Can 100 Thieves steal Team Liquid’s thunder?

Liquid are considered the class of the NA LCS, but 100 Thieves could knock them down a peg.

Photo via Riot Games

After Liquid beat down TSM to start the 2018 NA LCS, many pundits penciled them into the Spring Final.

After all, they accumulated the most talent of any LCS roster. ADC Yiliang “Doublelift” Peng is a three-time defending champion. Top laner Jung “Impact” Eon-yeong has the most Worlds experience of any player in the region. The other three members came from Immortals, one of the most successful LCS squads of the last couple seasons.

Liquid were a heavy favorite to make the finals before they went undefeated last weak. But TSM’s bizarre 0-2 week has opened up the other spot to the field. Another unbeaten team that has eyes on that spot is 100 Thieves. They have a chance to really prove their worth against Liquid this weekend.

In what could be an early preview of the championship bout, who has the edge?

100 Thieves answering the bell

Photo via [Riot Games](https://www.flickr.com/photos/lolesports/)

100 Thieves went into the year with a talented roster but big question marks. Top laner Kim “Ssumday” Chan-ho is probably the best at his position in the region, but top lane hasn’t really been a carry lane. His last team, Dignitas, wisely gave him junglers who spoke his native Korean, which helped him integrate with the rest of the roster. This year, his jungler is William “Meteos” Hartman, who is decidedly not Korean.

Meteos was an even bigger question mark than Ssumday. He hardly played last year, and though he’s been effective when called upon, speculation that he’ll retire has run rampant for years. Those same questions started to follow mid laner Yoo “Ryu” Sang-ook last year, too. When he took time off for burnout, pundits wondered whether he had anything left in the tank after a long competitive career in three major regions.
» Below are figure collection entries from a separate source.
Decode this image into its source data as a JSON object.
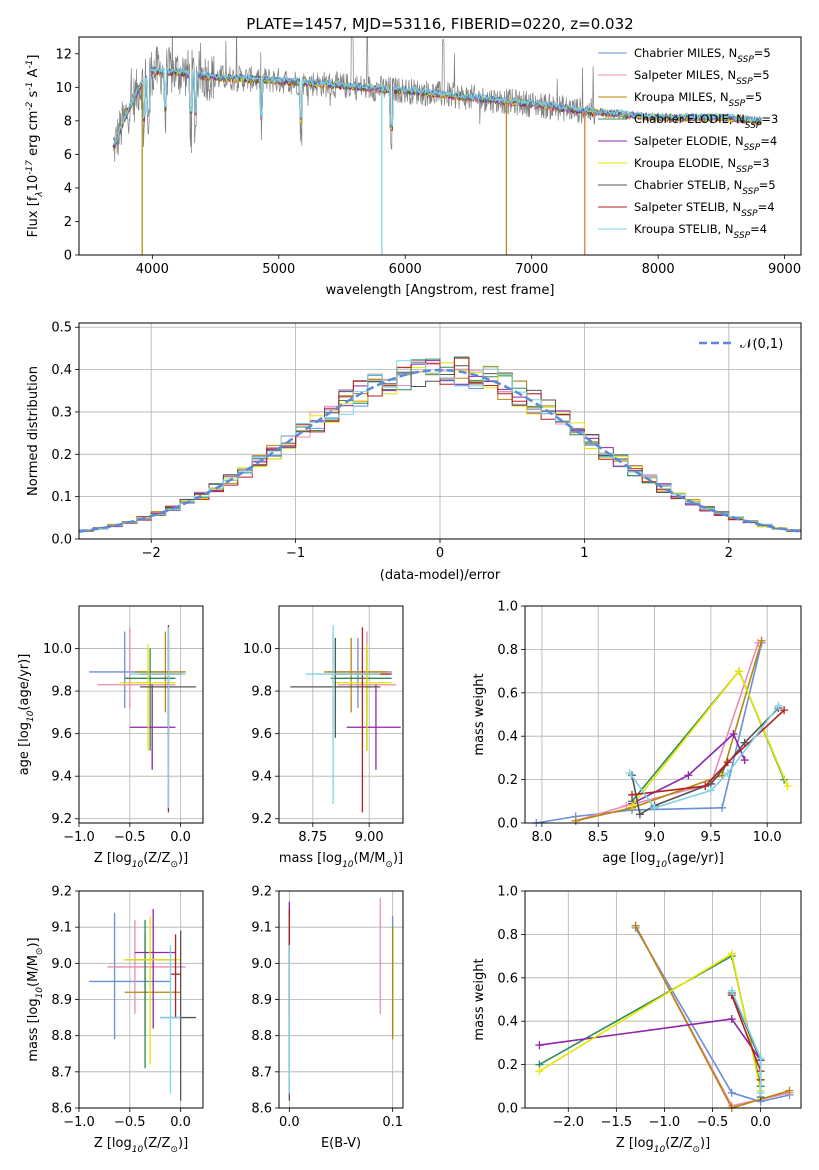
{
  "colors": [
    "#6a8fd6",
    "#e88cb7",
    "#b8860b",
    "#2e8b57",
    "#8e24aa",
    "#e6e600",
    "#555555",
    "#b22222",
    "#7fd3e6"
  ],
  "chart_data": [
    {
      "id": "spectrum",
      "type": "line",
      "title": "PLATE=1457, MJD=53116, FIBERID=0220, z=0.032",
      "xlabel": "wavelength [Angstrom, rest frame]",
      "ylabel": "Flux [f$_\\lambda$10$^{-17}$ erg cm$^{-2}$ s$^{-1}$ A$^{-1}$]",
      "xlim": [
        3420,
        9130
      ],
      "ylim": [
        0,
        13
      ],
      "xticks": [
        "4000",
        "5000",
        "6000",
        "7000",
        "8000",
        "9000"
      ],
      "yticks": [
        "0",
        "2",
        "4",
        "6",
        "8",
        "10",
        "12"
      ],
      "legend_position": "top-right",
      "series": [
        {
          "name": "Chabrier MILES, N$_{SSP}$=5"
        },
        {
          "name": "Salpeter MILES, N$_{SSP}$=5"
        },
        {
          "name": "Kroupa MILES, N$_{SSP}$=5"
        },
        {
          "name": "Chabrier ELODIE, N$_{SSP}$=3"
        },
        {
          "name": "Salpeter ELODIE, N$_{SSP}$=4"
        },
        {
          "name": "Kroupa ELODIE, N$_{SSP}$=3"
        },
        {
          "name": "Chabrier STELIB, N$_{SSP}$=5"
        },
        {
          "name": "Salpeter STELIB, N$_{SSP}$=4"
        },
        {
          "name": "Kroupa STELIB, N$_{SSP}$=4"
        }
      ],
      "model_continuum": {
        "x": [
          3700,
          3800,
          3900,
          4000,
          4200,
          4500,
          5000,
          5500,
          6000,
          6500,
          7000,
          7400,
          8000,
          8500,
          8800
        ],
        "y": [
          6.5,
          8.5,
          10.0,
          11.0,
          10.9,
          10.6,
          10.4,
          10.1,
          9.8,
          9.4,
          9.0,
          8.6,
          8.2,
          8.2,
          8.0
        ]
      }
    },
    {
      "id": "residuals",
      "type": "line",
      "xlabel": "(data-model)/error",
      "ylabel": "Normed distribution",
      "xlim": [
        -2.5,
        2.5
      ],
      "ylim": [
        0,
        0.51
      ],
      "xticks": [
        "−2",
        "−1",
        "0",
        "1",
        "2"
      ],
      "yticks": [
        "0.0",
        "0.1",
        "0.2",
        "0.3",
        "0.4",
        "0.5"
      ],
      "legend": "$\\mathcal{N}(0,1)$",
      "legend_position": "top-right",
      "bin_width": 0.1
    },
    {
      "id": "age-Z",
      "type": "scatter",
      "xlabel": "Z [log$_{10}$(Z/Z$_\\odot$)]",
      "ylabel": "age  [log$_{10}$(age/yr)]",
      "xlim": [
        -1.0,
        0.22
      ],
      "ylim": [
        9.18,
        10.2
      ],
      "xticks": [
        "−1.0",
        "−0.5",
        "0.0"
      ],
      "yticks": [
        "9.2",
        "9.4",
        "9.6",
        "9.8",
        "10.0"
      ],
      "points": [
        {
          "x": -0.55,
          "y": 9.89,
          "xlo": -0.9,
          "xhi": -0.1,
          "ylo": 9.72,
          "yhi": 10.08
        },
        {
          "x": -0.5,
          "y": 9.83,
          "xlo": -0.82,
          "xhi": -0.05,
          "ylo": 9.72,
          "yhi": 10.1
        },
        {
          "x": -0.15,
          "y": 9.89,
          "xlo": -0.45,
          "xhi": 0.05,
          "ylo": 9.7,
          "yhi": 10.08
        },
        {
          "x": -0.3,
          "y": 9.86,
          "xlo": -0.55,
          "xhi": -0.05,
          "ylo": 9.52,
          "yhi": 10.0
        },
        {
          "x": -0.28,
          "y": 9.63,
          "xlo": -0.5,
          "xhi": -0.05,
          "ylo": 9.43,
          "yhi": 9.83
        },
        {
          "x": -0.32,
          "y": 9.84,
          "xlo": -0.6,
          "xhi": -0.05,
          "ylo": 9.52,
          "yhi": 10.02
        },
        {
          "x": -0.12,
          "y": 9.82,
          "xlo": -0.4,
          "xhi": 0.15,
          "ylo": 9.58,
          "yhi": 10.05
        },
        {
          "x": -0.12,
          "y": 9.88,
          "xlo": -0.4,
          "xhi": 0.02,
          "ylo": 9.23,
          "yhi": 10.11
        },
        {
          "x": -0.12,
          "y": 9.88,
          "xlo": -0.5,
          "xhi": 0.05,
          "ylo": 9.25,
          "yhi": 10.1
        }
      ]
    },
    {
      "id": "age-mass",
      "type": "scatter",
      "xlabel": "mass [log$_{10}$(M/M$_\\odot$)]",
      "ylabel": "",
      "xlim": [
        8.6,
        9.15
      ],
      "ylim": [
        9.18,
        10.2
      ],
      "xticks": [
        "8.75",
        "9.00"
      ],
      "yticks": [
        "9.2",
        "9.4",
        "9.6",
        "9.8",
        "10.0"
      ],
      "points": [
        {
          "x": 8.95,
          "y": 9.89,
          "xlo": 8.82,
          "xhi": 9.1,
          "ylo": 9.72,
          "yhi": 10.05
        },
        {
          "x": 8.99,
          "y": 9.83,
          "xlo": 8.86,
          "xhi": 9.12,
          "ylo": 9.72,
          "yhi": 10.08
        },
        {
          "x": 8.92,
          "y": 9.89,
          "xlo": 8.8,
          "xhi": 9.08,
          "ylo": 9.7,
          "yhi": 10.05
        },
        {
          "x": 8.99,
          "y": 9.86,
          "xlo": 8.83,
          "xhi": 9.1,
          "ylo": 9.52,
          "yhi": 10.0
        },
        {
          "x": 9.03,
          "y": 9.63,
          "xlo": 8.9,
          "xhi": 9.14,
          "ylo": 9.43,
          "yhi": 9.83
        },
        {
          "x": 8.99,
          "y": 9.84,
          "xlo": 8.84,
          "xhi": 9.1,
          "ylo": 9.52,
          "yhi": 10.02
        },
        {
          "x": 8.85,
          "y": 9.82,
          "xlo": 8.65,
          "xhi": 9.05,
          "ylo": 9.58,
          "yhi": 10.05
        },
        {
          "x": 8.97,
          "y": 9.88,
          "xlo": 8.85,
          "xhi": 9.1,
          "ylo": 9.23,
          "yhi": 10.1
        },
        {
          "x": 8.84,
          "y": 9.88,
          "xlo": 8.72,
          "xhi": 9.05,
          "ylo": 9.27,
          "yhi": 10.11
        }
      ]
    },
    {
      "id": "weight-age",
      "type": "line",
      "xlabel": "age  [log$_{10}$(age/yr)]",
      "ylabel": "mass weight",
      "xlim": [
        7.85,
        10.3
      ],
      "ylim": [
        0,
        1.0
      ],
      "xticks": [
        "8.0",
        "8.5",
        "9.0",
        "9.5",
        "10.0"
      ],
      "yticks": [
        "0.0",
        "0.2",
        "0.4",
        "0.6",
        "0.8",
        "1.0"
      ],
      "series": [
        {
          "x": [
            7.95,
            8.3,
            8.8,
            9.6,
            9.95
          ],
          "y": [
            0.0,
            0.03,
            0.06,
            0.07,
            0.83
          ]
        },
        {
          "x": [
            8.3,
            8.75,
            9.5,
            9.92
          ],
          "y": [
            0.01,
            0.08,
            0.18,
            0.83
          ]
        },
        {
          "x": [
            8.3,
            8.8,
            9.6,
            9.95
          ],
          "y": [
            0.01,
            0.07,
            0.22,
            0.84
          ]
        },
        {
          "x": [
            8.8,
            9.75,
            10.15
          ],
          "y": [
            0.1,
            0.7,
            0.2
          ]
        },
        {
          "x": [
            8.8,
            9.3,
            9.7,
            9.8
          ],
          "y": [
            0.09,
            0.22,
            0.41,
            0.29
          ]
        },
        {
          "x": [
            8.8,
            9.75,
            10.18
          ],
          "y": [
            0.08,
            0.7,
            0.17
          ]
        },
        {
          "x": [
            8.8,
            8.87,
            9.0,
            9.5,
            9.8,
            10.1
          ],
          "y": [
            0.22,
            0.04,
            0.08,
            0.18,
            0.37,
            0.53
          ]
        },
        {
          "x": [
            8.8,
            9.45,
            9.65,
            10.15
          ],
          "y": [
            0.13,
            0.17,
            0.28,
            0.52
          ]
        },
        {
          "x": [
            8.78,
            9.0,
            9.5,
            9.65,
            10.1
          ],
          "y": [
            0.23,
            0.07,
            0.15,
            0.23,
            0.54
          ]
        }
      ]
    },
    {
      "id": "mass-Z",
      "type": "scatter",
      "xlabel": "Z [log$_{10}$(Z/Z$_\\odot$)]",
      "ylabel": "mass [log$_{10}$(M/M$_\\odot$)]",
      "xlim": [
        -1.0,
        0.22
      ],
      "ylim": [
        8.6,
        9.2
      ],
      "xticks": [
        "−1.0",
        "−0.5",
        "0.0"
      ],
      "yticks": [
        "8.6",
        "8.7",
        "8.8",
        "8.9",
        "9.0",
        "9.1",
        "9.2"
      ],
      "points": [
        {
          "x": -0.65,
          "y": 8.95,
          "xlo": -0.9,
          "xhi": -0.1,
          "ylo": 8.79,
          "yhi": 9.14
        },
        {
          "x": -0.45,
          "y": 8.99,
          "xlo": -0.72,
          "xhi": 0.05,
          "ylo": 8.86,
          "yhi": 9.12
        },
        {
          "x": -0.35,
          "y": 8.92,
          "xlo": -0.55,
          "xhi": 0.0,
          "ylo": 8.8,
          "yhi": 9.08
        },
        {
          "x": -0.35,
          "y": 9.01,
          "xlo": -0.55,
          "xhi": -0.05,
          "ylo": 8.71,
          "yhi": 9.12
        },
        {
          "x": -0.27,
          "y": 9.03,
          "xlo": -0.45,
          "xhi": -0.05,
          "ylo": 8.82,
          "yhi": 9.15
        },
        {
          "x": -0.3,
          "y": 9.01,
          "xlo": -0.55,
          "xhi": 0.0,
          "ylo": 8.72,
          "yhi": 9.13
        },
        {
          "x": 0.0,
          "y": 8.85,
          "xlo": -0.2,
          "xhi": 0.15,
          "ylo": 8.62,
          "yhi": 9.09
        },
        {
          "x": -0.05,
          "y": 8.97,
          "xlo": -0.1,
          "xhi": 0.0,
          "ylo": 8.85,
          "yhi": 9.08
        },
        {
          "x": -0.1,
          "y": 8.85,
          "xlo": -0.2,
          "xhi": 0.0,
          "ylo": 8.64,
          "yhi": 9.05
        }
      ]
    },
    {
      "id": "mass-EBV",
      "type": "scatter",
      "xlabel": "E(B-V)",
      "ylabel": "",
      "xlim": [
        -0.01,
        0.11
      ],
      "ylim": [
        8.6,
        9.2
      ],
      "xticks": [
        "0.0",
        "0.1"
      ],
      "yticks": [
        "8.6",
        "8.7",
        "8.8",
        "8.9",
        "9.0",
        "9.1",
        "9.2"
      ],
      "points": [
        {
          "x": 0.1,
          "y": 8.95,
          "ylo": 8.8,
          "yhi": 9.13
        },
        {
          "x": 0.088,
          "y": 8.99,
          "ylo": 8.86,
          "yhi": 9.18
        },
        {
          "x": 0.1,
          "y": 8.92,
          "ylo": 8.79,
          "yhi": 9.1
        },
        {
          "x": 0.0,
          "y": 8.95,
          "ylo": 8.71,
          "yhi": 9.14
        },
        {
          "x": 0.0,
          "y": 9.03,
          "ylo": 8.82,
          "yhi": 9.17
        },
        {
          "x": 0.0,
          "y": 8.95,
          "ylo": 8.72,
          "yhi": 9.13
        },
        {
          "x": 0.0,
          "y": 8.85,
          "ylo": 8.62,
          "yhi": 9.1
        },
        {
          "x": 0.0,
          "y": 8.97,
          "ylo": 8.85,
          "yhi": 9.15
        },
        {
          "x": 0.0,
          "y": 8.85,
          "ylo": 8.64,
          "yhi": 9.05
        }
      ]
    },
    {
      "id": "weight-Z",
      "type": "line",
      "xlabel": "Z [log$_{10}$(Z/Z$_\\odot$)]",
      "ylabel": "mass weight",
      "xlim": [
        -2.45,
        0.42
      ],
      "ylim": [
        0,
        1.0
      ],
      "xticks": [
        "−2.0",
        "−1.5",
        "−1.0",
        "−0.5",
        "0.0"
      ],
      "yticks": [
        "0.0",
        "0.2",
        "0.4",
        "0.6",
        "0.8",
        "1.0"
      ],
      "series": [
        {
          "x": [
            -1.3,
            -0.3,
            0.0,
            0.3
          ],
          "y": [
            0.83,
            0.07,
            0.03,
            0.06
          ]
        },
        {
          "x": [
            -1.3,
            -0.3,
            0.3
          ],
          "y": [
            0.84,
            0.01,
            0.07
          ]
        },
        {
          "x": [
            -1.3,
            -0.3,
            0.3
          ],
          "y": [
            0.84,
            0.0,
            0.08
          ]
        },
        {
          "x": [
            -2.3,
            -0.3,
            0.0
          ],
          "y": [
            0.2,
            0.7,
            0.1
          ]
        },
        {
          "x": [
            -2.3,
            -0.3,
            0.0
          ],
          "y": [
            0.29,
            0.41,
            0.22
          ]
        },
        {
          "x": [
            -2.3,
            -0.3,
            0.0
          ],
          "y": [
            0.17,
            0.71,
            0.08
          ]
        },
        {
          "x": [
            -0.3,
            0.0,
            0.0
          ],
          "y": [
            0.53,
            0.22,
            0.05
          ]
        },
        {
          "x": [
            -0.3,
            0.0,
            0.0
          ],
          "y": [
            0.52,
            0.17,
            0.13
          ]
        },
        {
          "x": [
            -0.3,
            0.0,
            0.0
          ],
          "y": [
            0.54,
            0.23,
            0.07
          ]
        }
      ]
    }
  ]
}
So far, the 100 Thieves have answered those questions with aplomb. Meteos’ synergy with Ryu has been excellent, as the two teamed up to shut down CLG last Sunday. The team has done a good job of not throwing and translating early advantages into objectives, something Ssumday’s team was really good at last year. Coached by the well-respected Neil “pr0lly” Hammad, this is a team that knows what it’s doing.

That’s big for a team with no prior experience playing together. There are no questions about what should be done from 100 Thieves. Ssumday is the carry and split pusher. Ryu supports the jungle, and the whole team empowers ADC Cody Sun to deal damage. 

That’s one area that they may have an advantage over Liquid—they are comfortable in their own skin. Even when Liquid were stomping last week, a lot of that was waiting for the enemy team to make a mistake. That’s a great strategy in the LCS, where mistakes abound. But if 100 Thieves play a clean game, Liquid could be the ones forced into uncomfortable situations.

Liquid’s best player: Impact?

Photo via [Riot Games](https://www.flickr.com/photos/lolesports/)

When Liquid assembled the team, rumor was that Impact received a massive salary as a top-tier import. Despite his issues playing with Cloud9, Impact has cache as a former World Champ. Nobody else currently in the LCS can say that. 

Over the first two weeks of the season, Impact has been Liquid’s best performer. That doesn’t mean he smashes his lane. No, Impact is having a more subtle role in Liquid’s victories, the way a top laner should. Against TSM, he held Hauntzer at bay in a tough matchup and erased one of TSM’s win conditions: split pushing. With Impact’s Gangplank implacable, TSM reached for plays on the other side of the map that backfired.

Against CLG, Impact had the dominant matchup taking Gnar into Ornn, and he destroyed. OpTic’s lane phase went better than expected, but the one place they still fell behind was top lane. When the tried an ill-conceived teleport play into the bot lane, Impact stayed put and snowballed to a lead he would not relinquish.

Liquid have a lot of talent and an established carry in Doublelift, who loves to have resources funneled to him. But doing so requires an understanding of how to play safe on the other side of the map, and even conceded if necessary. That’s something that few NA teams have figured out. Everyone loves to play like solo queue and win all three lanes. Impact understands that’s not always possible and helps his team win anyway.

Checkers vs. chess

The key to this match will be the dance between the best NA top laner of the past, Impact, and the best now, Ssumday. Whoever wins that matchup will give his team a tremendous step up everywhere else. It may not be sexy—tanks are still a big deal after all—but these two players are winners.

A lot of attention will be given to the match between former teammates Doublelift and Zaqueri “Aphromoo” Black, and whether Aphromoo is better off with Cody Sun. Those are the big names and big personalities. But don’t overlook the quiet Koreans on the other side of the map, playing a determined game of chess while the others are playing checkers.